The PRV was awarded after the US Food and Drug Administration (FDA) granted accelerated approval for the Kresladi (marnetegragene autotemcel) gene therapy.
Kresladi comprises the patient’s own haematopoietic stem cells that are genetically modified to introduce functional copies of the ITGB2 gene.
Rocket Pharmaceuticals expects to use the proceeds to support its cardiovascular gene therapy projects.
These include clinical-stage studies for Danon disease, PKP2-associated arrhythmogenic cardiomyopathy (PKP2-ACM), and BAG3-associated dilated cardiomyopathy (BAG3-DCM).
A PRV is issued by the FDA to sponsors whose products address certain rare paediatric diseases.
PRV holders may use it to seek an accelerated review for another marketing application or sell the voucher to a different sponsor.

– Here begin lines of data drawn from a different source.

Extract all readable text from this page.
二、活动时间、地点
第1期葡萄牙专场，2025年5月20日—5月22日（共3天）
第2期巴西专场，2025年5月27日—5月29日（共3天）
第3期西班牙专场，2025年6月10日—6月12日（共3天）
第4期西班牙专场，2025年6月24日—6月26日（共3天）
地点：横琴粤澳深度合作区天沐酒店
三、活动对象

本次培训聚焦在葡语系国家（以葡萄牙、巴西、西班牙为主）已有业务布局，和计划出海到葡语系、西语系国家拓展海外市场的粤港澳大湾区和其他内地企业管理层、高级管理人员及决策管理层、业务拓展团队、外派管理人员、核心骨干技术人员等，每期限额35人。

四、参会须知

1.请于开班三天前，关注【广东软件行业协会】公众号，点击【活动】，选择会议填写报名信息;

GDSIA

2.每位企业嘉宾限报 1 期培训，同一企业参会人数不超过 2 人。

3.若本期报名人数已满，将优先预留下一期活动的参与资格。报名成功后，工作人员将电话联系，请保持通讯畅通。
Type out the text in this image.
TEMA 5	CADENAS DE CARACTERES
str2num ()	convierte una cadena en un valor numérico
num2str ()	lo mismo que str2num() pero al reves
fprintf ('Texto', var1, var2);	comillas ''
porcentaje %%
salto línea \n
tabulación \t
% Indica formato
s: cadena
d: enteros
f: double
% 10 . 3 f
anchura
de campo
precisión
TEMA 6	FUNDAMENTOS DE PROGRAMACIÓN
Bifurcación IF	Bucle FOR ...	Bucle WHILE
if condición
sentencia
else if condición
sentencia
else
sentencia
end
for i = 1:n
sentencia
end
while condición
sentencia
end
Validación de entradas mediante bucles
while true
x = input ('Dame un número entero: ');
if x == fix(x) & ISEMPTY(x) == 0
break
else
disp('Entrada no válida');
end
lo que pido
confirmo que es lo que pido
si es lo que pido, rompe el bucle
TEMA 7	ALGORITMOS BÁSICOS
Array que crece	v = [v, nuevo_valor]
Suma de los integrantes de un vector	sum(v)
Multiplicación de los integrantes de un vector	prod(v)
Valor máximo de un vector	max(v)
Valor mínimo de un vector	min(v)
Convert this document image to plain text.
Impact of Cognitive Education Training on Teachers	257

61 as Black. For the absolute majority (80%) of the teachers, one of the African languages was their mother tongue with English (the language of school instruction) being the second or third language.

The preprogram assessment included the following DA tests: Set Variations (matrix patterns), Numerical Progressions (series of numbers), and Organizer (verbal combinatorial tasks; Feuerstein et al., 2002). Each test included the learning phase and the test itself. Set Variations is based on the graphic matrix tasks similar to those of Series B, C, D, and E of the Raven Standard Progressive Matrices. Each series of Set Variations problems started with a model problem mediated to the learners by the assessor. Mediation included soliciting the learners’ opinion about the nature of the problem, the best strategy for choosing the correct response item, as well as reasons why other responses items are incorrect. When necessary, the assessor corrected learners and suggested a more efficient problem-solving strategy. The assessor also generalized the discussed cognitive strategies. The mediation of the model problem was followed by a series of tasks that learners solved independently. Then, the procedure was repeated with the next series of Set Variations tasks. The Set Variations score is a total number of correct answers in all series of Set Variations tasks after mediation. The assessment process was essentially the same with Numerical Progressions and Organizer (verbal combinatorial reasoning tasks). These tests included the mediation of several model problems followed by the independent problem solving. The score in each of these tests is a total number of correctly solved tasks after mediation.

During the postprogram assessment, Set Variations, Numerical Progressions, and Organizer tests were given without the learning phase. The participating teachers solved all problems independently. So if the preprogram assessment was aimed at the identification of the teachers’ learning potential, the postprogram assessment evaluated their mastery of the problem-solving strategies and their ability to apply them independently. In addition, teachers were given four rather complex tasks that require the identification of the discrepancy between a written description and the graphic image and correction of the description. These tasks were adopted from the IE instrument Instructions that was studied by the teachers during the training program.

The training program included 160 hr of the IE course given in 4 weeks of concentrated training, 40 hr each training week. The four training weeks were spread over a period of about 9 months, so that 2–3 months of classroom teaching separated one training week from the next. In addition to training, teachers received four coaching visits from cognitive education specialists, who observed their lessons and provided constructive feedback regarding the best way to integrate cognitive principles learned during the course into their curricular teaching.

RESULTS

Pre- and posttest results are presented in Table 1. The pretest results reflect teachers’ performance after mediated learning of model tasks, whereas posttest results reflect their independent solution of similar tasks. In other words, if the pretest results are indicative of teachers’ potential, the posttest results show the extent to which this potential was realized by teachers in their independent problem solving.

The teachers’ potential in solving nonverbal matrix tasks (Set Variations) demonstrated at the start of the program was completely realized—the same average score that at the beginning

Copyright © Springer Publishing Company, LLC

In February 2026, the programme was reauthorised, extending the availability of PRVs for qualifying therapies and maintaining incentives for rare paediatric drug development.
Rocket Pharmaceuticals CEO Gaurav Shah said: “The monetisation of our PRV, following the FDA approval of Kresladi, provides meaningful non-dilutive capital and extends our cash runway into the second quarter of 2028. This strengthens our ability to advance key clinical milestones across our cardiovascular gene therapy pipeline, with all programmes on track.
“We are deeply appreciative of the US Government’s continued recognition of the importance of therapeutic development for rare and often devastating paediatric disorders, which comprises an essential part of Rocket’s mission.”
The sale forms part of the company’s ongoing strategy to manage capital and prioritise investment in selected gene therapy initiatives.